The king's Christian pages were excellent servants, but found themselves having to try to escape his sexual harassment.
King Mutesa of Uganda was open to missionaries of various sects, Christian and non-Christian, because it helped him to play foreign powers against each other. His son Mwanga might have taken the same approach, but he found that the Christian converts among his subjects made his life less pleasant. Mwanga was in the habit of compelling the pages (teenage boys who were sent to the palace to serve the king) to satisfy his sexual urges. Though barely into adulthood himself, he used his political power to sexually abuse boys and young men.
Though Mwanga’s Christian pages were eager to obey their king (kabaka in the local tongue), this was one area where they felt compelled to resist. Unlike many who are sexually abused by people in positions of power, these young men had known going into this situation what they would face. They had been prepared by other Christians and encouraged to refuse the kabaka’s advances.
Most importantly, they were protected by older men who themselves exercised a certain amount of power. St. Joseph Mukasa (who had secretly baptized the previous king on his deathbed) was a Catholic and the head of the pages. For the first year of Mwanga’s reign, Mukasa was able to thwart his predatory intentions with some success, encouraging the young Christian pages to avoid and refuse the king. When Mwanga called for them under suspicious circumstances, Mukasa would send the pages away from the palace. He would then send a message back to the king, telling him that the page he had summoned was unavailable. It seems that Mukasa even reproached Mwanga for his abuse of the young pages, but to no avail.
This dance continued until November of 1885. Mwanga had decided to have the Anglican bishop and several missionaries killed, ostensibly out of concern over colonialist tendencies, though his desire not to have his behavior corrected likely played into it. In accordance with his position at court, Mukasa approached the king to beg him to reverse his order, fearing both divine justice and temporal repercussions.
Mwanga was finally fed up with being opposed by Mukasa and ordered him beheaded and burned to ashes. Mukasa died, the Catholic proto-martyr of Uganda, with words of forgiveness for the kabaka on his lips, but a challenge also: “Let him repent, for if he does not, I shall be his accuser before the judgment seat of God.” Though Mukasa held no grudge against his killer, he would not allow the man to continue comfortably in his sexual abuse of vulnerable young men.
Mwanga repented of his decision to have Mukasa killed, but too late. The body had turned to ash by the time messengers arrived with a stay of execution.

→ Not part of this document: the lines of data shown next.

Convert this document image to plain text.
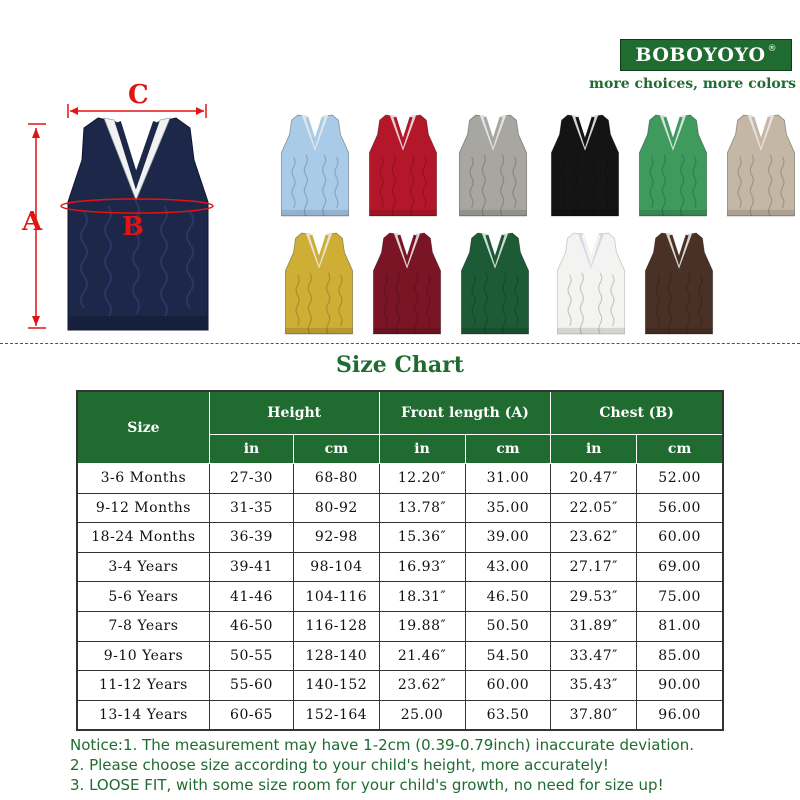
BOBOYOYO ®
more choices, more colors
C
A	B
Size Chart
Size	Height		Front length (A)		Chest (B)	
	in	cm	in	cm	in	cm
3-6 Months	27-30	68-80	12.20″	31.00	20.47″	52.00
9-12 Months	31-35	80-92	13.78″	35.00	22.05″	56.00
18-24 Months	36-39	92-98	15.36″	39.00	23.62″	60.00
3-4 Years	39-41	98-104	16.93″	43.00	27.17″	69.00
5-6 Years	41-46	104-116	18.31″	46.50	29.53″	75.00
7-8 Years	46-50	116-128	19.88″	50.50	31.89″	81.00
9-10 Years	50-55	128-140	21.46″	54.50	33.47″	85.00
11-12 Years	55-60	140-152	23.62″	60.00	35.43″	90.00
13-14 Years	60-65	152-164	25.00	63.50	37.80″	96.00
Notice:1. The measurement may have 1-2cm (0.39-0.79inch) inaccurate deviation.
2. Please choose size according to your child's height, more accurately!
3. LOOSE FIT, with some size room for your child's growth, no need for size up!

Unfortunately, Mwanga’s repentance didn’t extend to his rapacious behavior and the Christian pages who refused his advances were in even greater danger in Mukasa’s absence. St. Charles Lwanga, a catechumen who was struck by Mukasa’s courage and dignity, was baptized the very night of Mukasa’s martyrdom and then took over his position as head of the court pages. Lwanga continued Mukasa’s work of catechizing and protecting the pages in his care.
For six months, a tense standoff held between Mwanga and the Christians who, while serving him well in all other areas, refused to submit to his sexual predations. But in May of 1886, he killed St. Denis Ssebuggwawo and had all Christian pages (Catholic and Anglican) thrown in prison. Some had not yet been baptized, so Lwanga, knowing that they were in danger of death, administered the sacrament in their prison cell. St. Mukasa Kiriwawanvu had been imprisoned a short while earlier for fighting with St. Gyavira; held in a separate prison cell, he had been unable to receive baptism but when he was martyred, he received baptism of blood and a heavenly crown.
The next day, they set out on a death march, leaving a martyr’s corpse at every major crossroads. Those who were still living at the end were burned alive a week later on June 3, the feast day of the 22 Ugandan Martyrs.
Though the records don’t seem to indicate that Mwanga was successful in his attempts to prey on any of these saints, those who were pages in his court were certainly subject to sexual harassment and repeated attempts at sexual abuse. St. Kizito, the youngest of the martyrs, and St. Mugagga Lubowa, who endured some of the most persistent attempts at assault, are particularly powerful intercessors for the many survivors of sexual violence. Through the prayers of the Ugandan Martyrs, may all who have suffered sexual abuse find healing.
Let’s also ask the intercession of St. Joseph Mukasa and St. Charles Lwanga for those who are responsible for the protection of youth and vulnerable adults, that they would fight corruption and abuse and have the courage to risk their lives and reputations in defense of those entrusted to their care.
St. Charles Lwanga and companions, pray for us!